La signora di quadri si nasconde nell’apparente sua perfezione geometrica

E’ la morte che falcia altre vite la damigella di picche che a volte non ho



Qui seduto alla finestra sul canale grigio che sembra marmo

Lo stesso grigio in cielo diventa giorno e luce d’un nuovo giorno

Mi assalgono come sempre i miei mille ricordi di genti e voci

Che nessuno crede veri spacciandole per menzogne di un vecchio

Che non vecchio non vuol proprio essere, sognandosi lontano



Ma come potrei inventare senza averle viste le mille meraviglie

Di mille diverse estati e inverni oltre i confini che ad est il sole scopre

Fiumi di indescrivibili colori: gialli di girasoli e azzurri di piume di pavone

Sconfinate piane che dal mare arrivano ai monti che sfondano il cielo



Come potrei immaginare città proibite e mille concubine

Pelli di pesca e guance di albicocca occhi di gaietto e mani di farfalla

E neri laghi che si incendiano da soli e soli che incendiano mari azzurri

Vorrei che foste li a vedere con i miei occhi e le mie orecchie per sentire.

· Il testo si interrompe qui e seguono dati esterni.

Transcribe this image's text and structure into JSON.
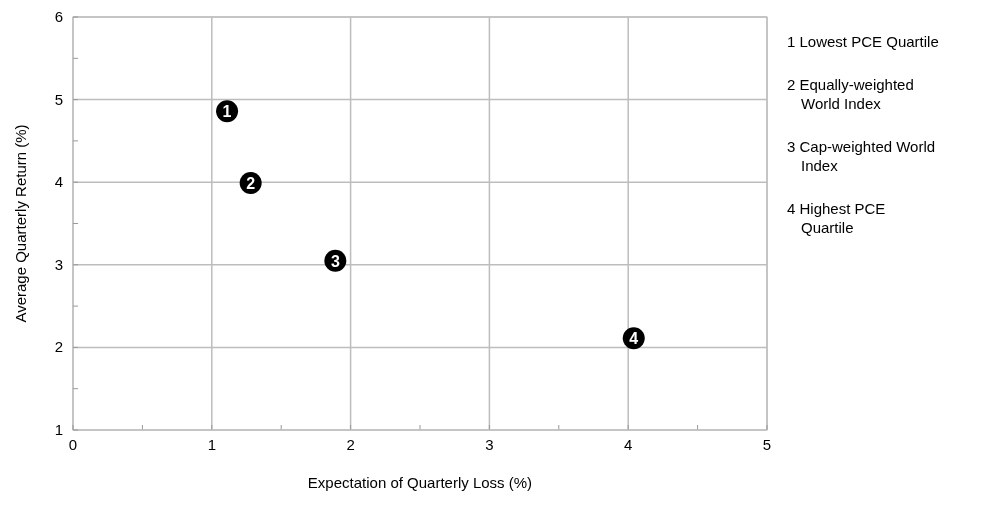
{
  "chart_data": {
    "type": "scatter",
    "xlabel": "Expectation of Quarterly Loss (%)",
    "ylabel": "Average Quarterly Return (%)",
    "x": [
      1.11,
      1.28,
      1.89,
      4.04
    ],
    "series": [
      {
        "color": "#000000",
        "values": [
          4.86,
          3.99,
          3.05,
          2.11
        ]
      }
    ],
    "marker": "circle",
    "grid": true,
    "xlim": [
      0,
      5
    ],
    "xticks": [
      0,
      {
        "value": 0.5,
        "label": null
      },
      1,
      {
        "value": 1.5,
        "label": null
      },
      2,
      {
        "value": 2.5,
        "label": null
      },
      3,
      {
        "value": 3.5,
        "label": null
      },
      4,
      {
        "value": 4.5,
        "label": null
      },
      5
    ],
    "ylim": [
      1,
      6
    ],
    "yticks": [
      1,
      {
        "value": 1.5,
        "label": null
      },
      2,
      {
        "value": 2.5,
        "label": null
      },
      3,
      {
        "value": 3.5,
        "label": null
      },
      4,
      {
        "value": 4.5,
        "label": null
      },
      5,
      {
        "value": 5.5,
        "label": null
      },
      6
    ],
    "annotations": [
      {
        "text": "1",
        "x": 1.11,
        "y": 4.86
      },
      {
        "text": "2",
        "x": 1.28,
        "y": 3.99
      },
      {
        "text": "3",
        "x": 1.89,
        "y": 3.05
      },
      {
        "text": "4",
        "x": 4.04,
        "y": 2.11
      },
      "1 Lowest PCE Quartile",
      "2 Equally-weighted World Index",
      "3 Cap-weighted World Index",
      "4 Highest PCE Quartile"
    ]
  }
}
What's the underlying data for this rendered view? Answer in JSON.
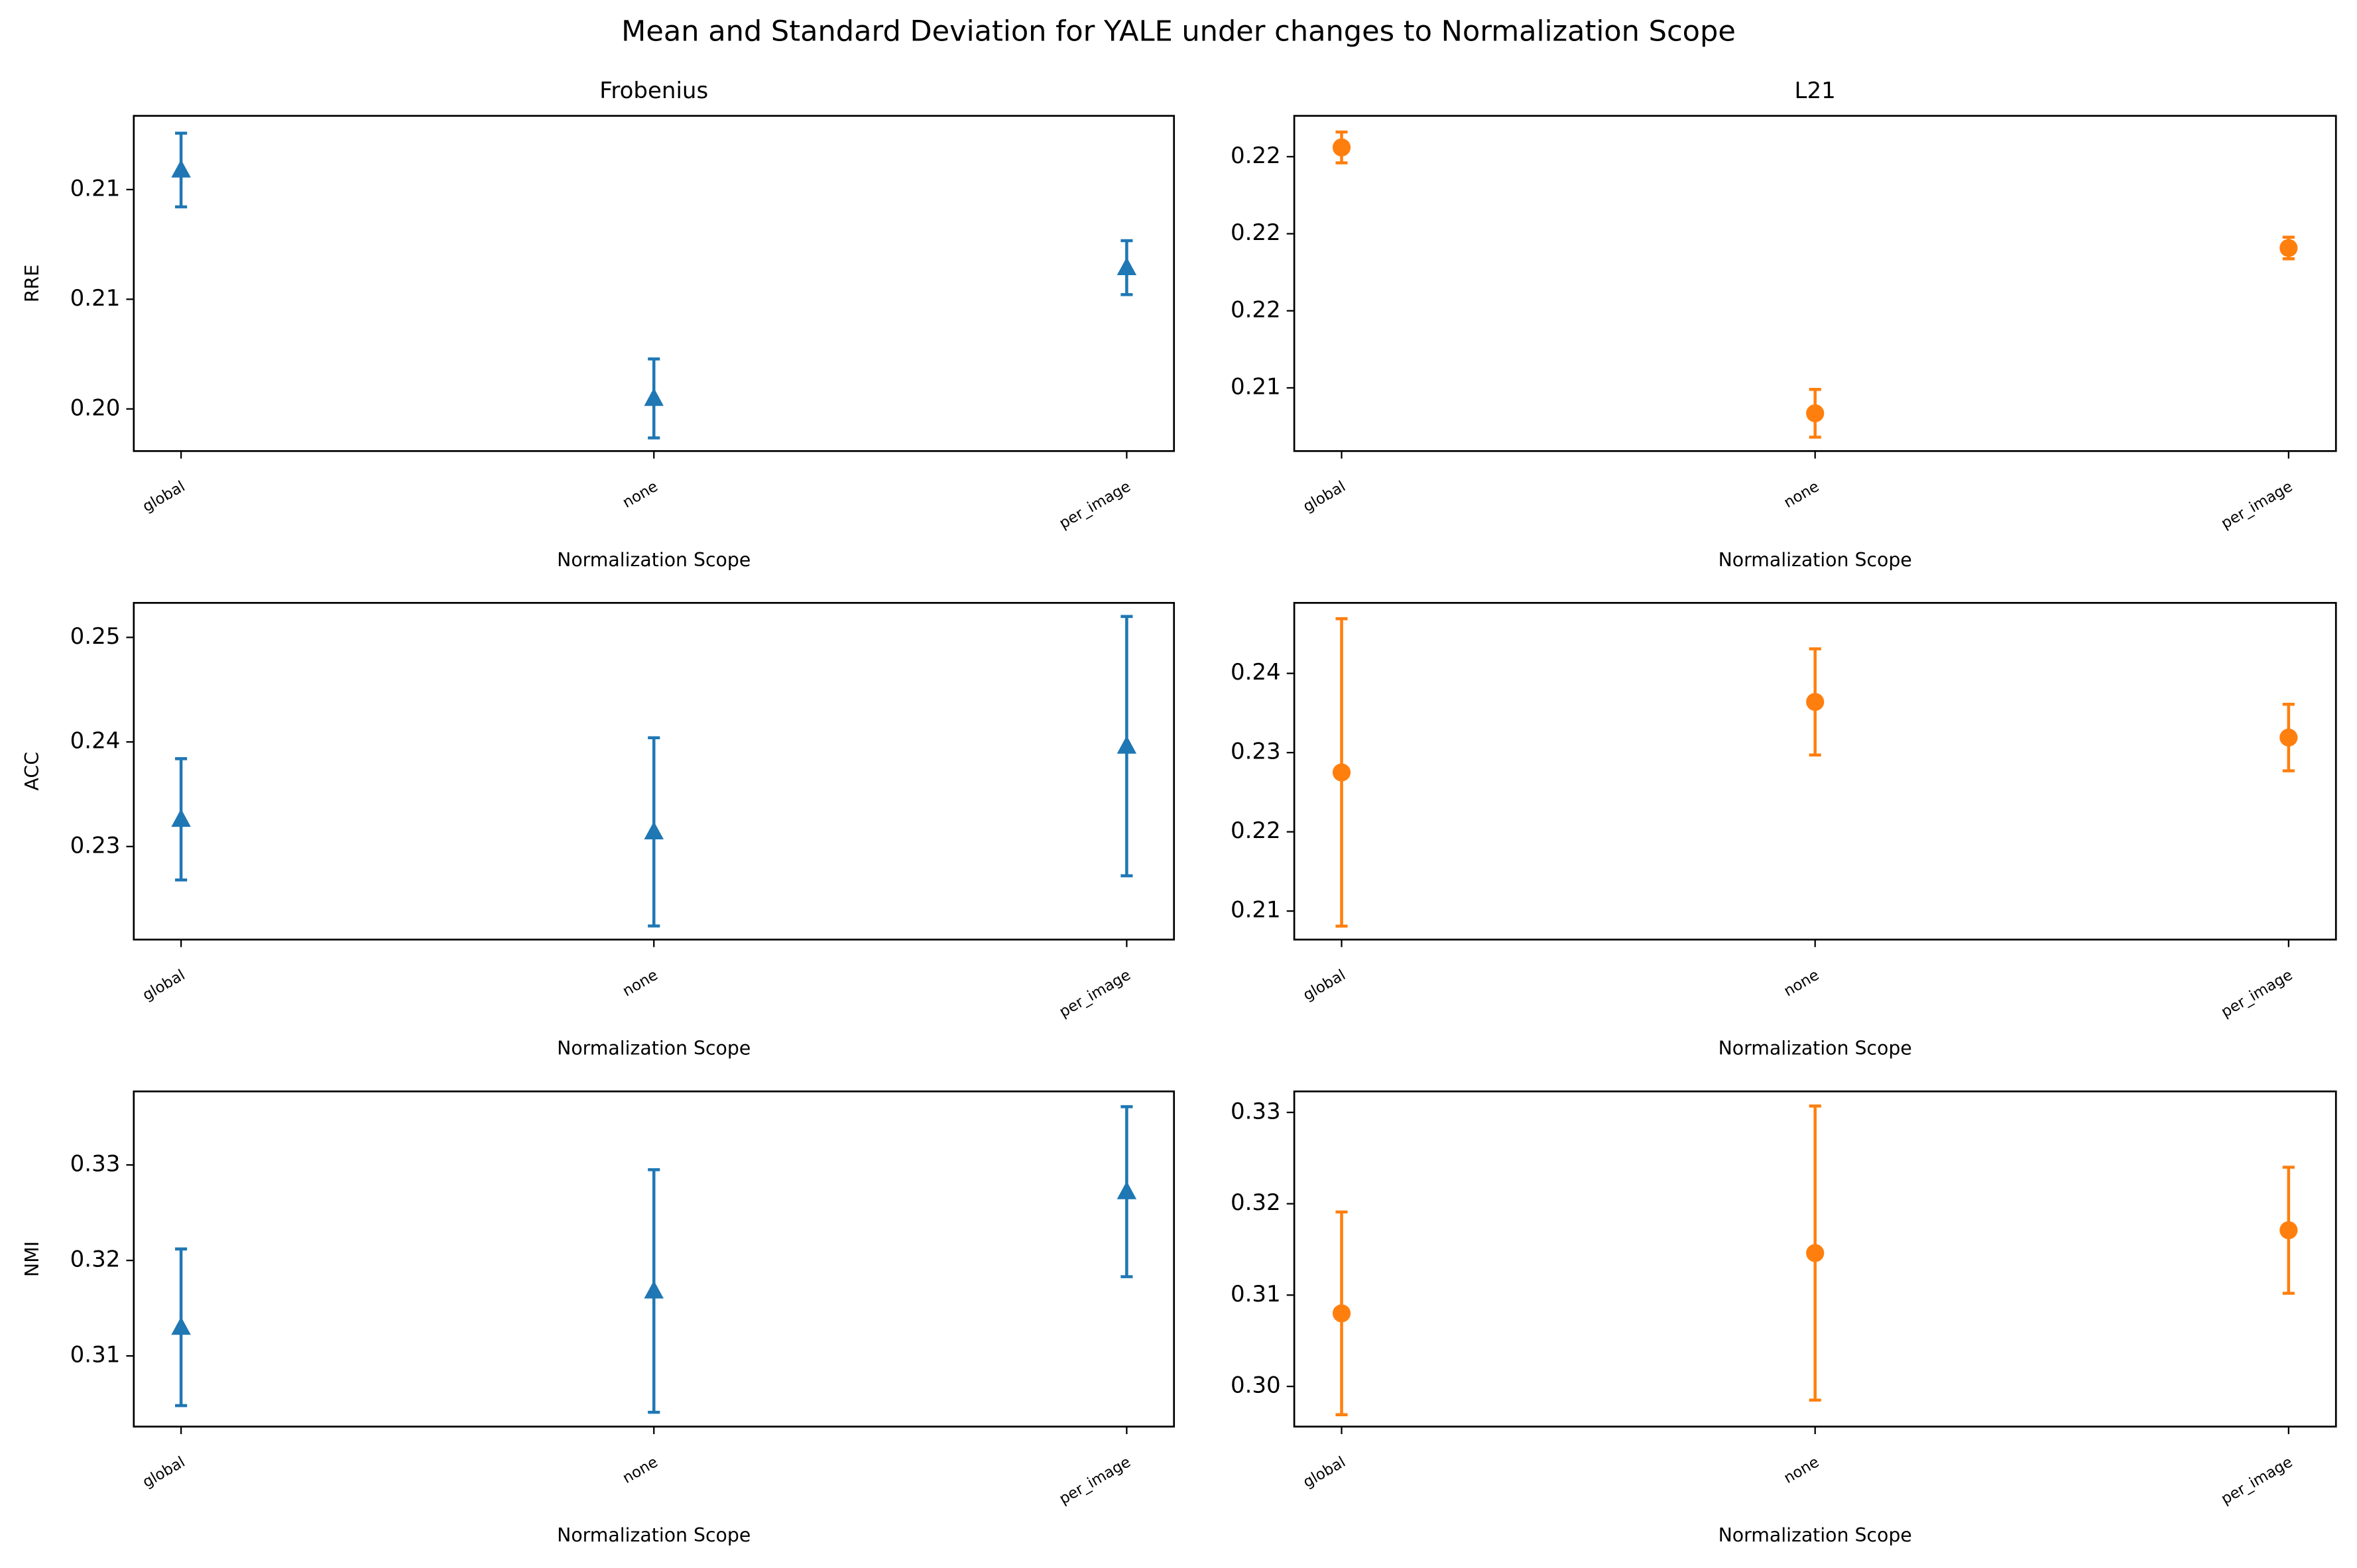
{
  "title": "Mean and Standard Deviation for YALE under changes to Normalization Scope",
  "chart_data": [
    {
      "type": "errorbar",
      "title": "Frobenius",
      "ylabel": "RRE",
      "xlabel": "Normalization Scope",
      "categories": [
        "global",
        "none",
        "per_image"
      ],
      "values": [
        0.21089,
        0.20048,
        0.20644
      ],
      "errors": [
        0.00168,
        0.0018,
        0.00123
      ],
      "color": "#1f77b4",
      "marker": "triangle",
      "ylim": [
        0.19808,
        0.21336
      ],
      "yticks": [
        {
          "value": 0.2,
          "label": "0.20"
        },
        {
          "value": 0.205,
          "label": "0.21"
        },
        0.21
      ]
    },
    {
      "type": "errorbar",
      "title": "L21",
      "xlabel": "Normalization Scope",
      "categories": [
        "global",
        "none",
        "per_image"
      ],
      "values": [
        0.22024,
        0.21334,
        0.21763
      ],
      "errors": [
        0.0004,
        0.00062,
        0.00028
      ],
      "color": "#ff7f0e",
      "marker": "circle",
      "ylim": [
        0.21236,
        0.22106
      ],
      "yticks": [
        {
          "value": 0.214,
          "label": "0.21"
        },
        {
          "value": 0.216,
          "label": "0.22"
        },
        {
          "value": 0.218,
          "label": "0.22"
        },
        0.22
      ]
    },
    {
      "type": "errorbar",
      "ylabel": "ACC",
      "xlabel": "Normalization Scope",
      "categories": [
        "global",
        "none",
        "per_image"
      ],
      "values": [
        0.2326,
        0.2314,
        0.2396
      ],
      "errors": [
        0.0058,
        0.009,
        0.0124
      ],
      "color": "#1f77b4",
      "marker": "triangle",
      "ylim": [
        0.2211,
        0.2533
      ],
      "yticks": [
        0.23,
        0.24,
        0.25
      ]
    },
    {
      "type": "errorbar",
      "xlabel": "Normalization Scope",
      "categories": [
        "global",
        "none",
        "per_image"
      ],
      "values": [
        0.2275,
        0.2364,
        0.2319
      ],
      "errors": [
        0.0194,
        0.0067,
        0.0042
      ],
      "color": "#ff7f0e",
      "marker": "circle",
      "ylim": [
        0.2064,
        0.2489
      ],
      "yticks": [
        0.21,
        0.22,
        0.23,
        0.24
      ]
    },
    {
      "type": "errorbar",
      "ylabel": "NMI",
      "xlabel": "Normalization Scope",
      "categories": [
        "global",
        "none",
        "per_image"
      ],
      "values": [
        0.313,
        0.3168,
        0.3272
      ],
      "errors": [
        0.0082,
        0.0127,
        0.0089
      ],
      "color": "#1f77b4",
      "marker": "triangle",
      "ylim": [
        0.3026,
        0.3377
      ],
      "yticks": [
        0.31,
        0.32,
        0.33
      ]
    },
    {
      "type": "errorbar",
      "xlabel": "Normalization Scope",
      "categories": [
        "global",
        "none",
        "per_image"
      ],
      "values": [
        0.308,
        0.3146,
        0.3171
      ],
      "errors": [
        0.0111,
        0.0161,
        0.0069
      ],
      "color": "#ff7f0e",
      "marker": "circle",
      "ylim": [
        0.2956,
        0.3323
      ],
      "yticks": [
        {
          "value": 0.3,
          "label": "0.30"
        },
        0.31,
        0.32,
        0.33
      ]
    }
  ]
}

Ma non importa più, il passato è come sempre andato via

Khublai khan è morto da tempo ed il suo impero di draghi e serpenti

Continuerà e sopravviverà a lui e me nonostante sia incredibile

Che tutto quello che so e veduto si possa sperdere in un solo istante



Nell’ultimo istante dei miei occhi e del mio respiro tutto quel che so

Tutto quello che ho imparato e conosciuto e vissuto e visto

Sfumerà verso il cielo come il fumo dal foro della yurta

Come fosse mai esistito e visto e vissuto ed imparato.



Sembra incredibile a dirsi eppure è cosi che sarà, succederà così

Solo per questo dettai le mie storie a Rustichello in cella

Non fu per vanità o in cerca di fama o gloria che già ne avevo avute

Ma solo perché in quella guerra a Genova pensai di perdere la vita



O di perdere il senno in prigione che di certo è peggio

E confondere il vero ed il possibile, il visto ed il desiderato

Cosi dettai la mia vita come se fosse un’avventura

Così dettai la mia avventura come se fosse una vita intera



Inseguendo il tempo che inseguiva me per portarmi via

Cercando sempre di sfuggire alle ombre che la notte

Rende reali e solide, alle mani adunche della nera signora

Che mi insegue da oltre Samarcanda fino a Rialto.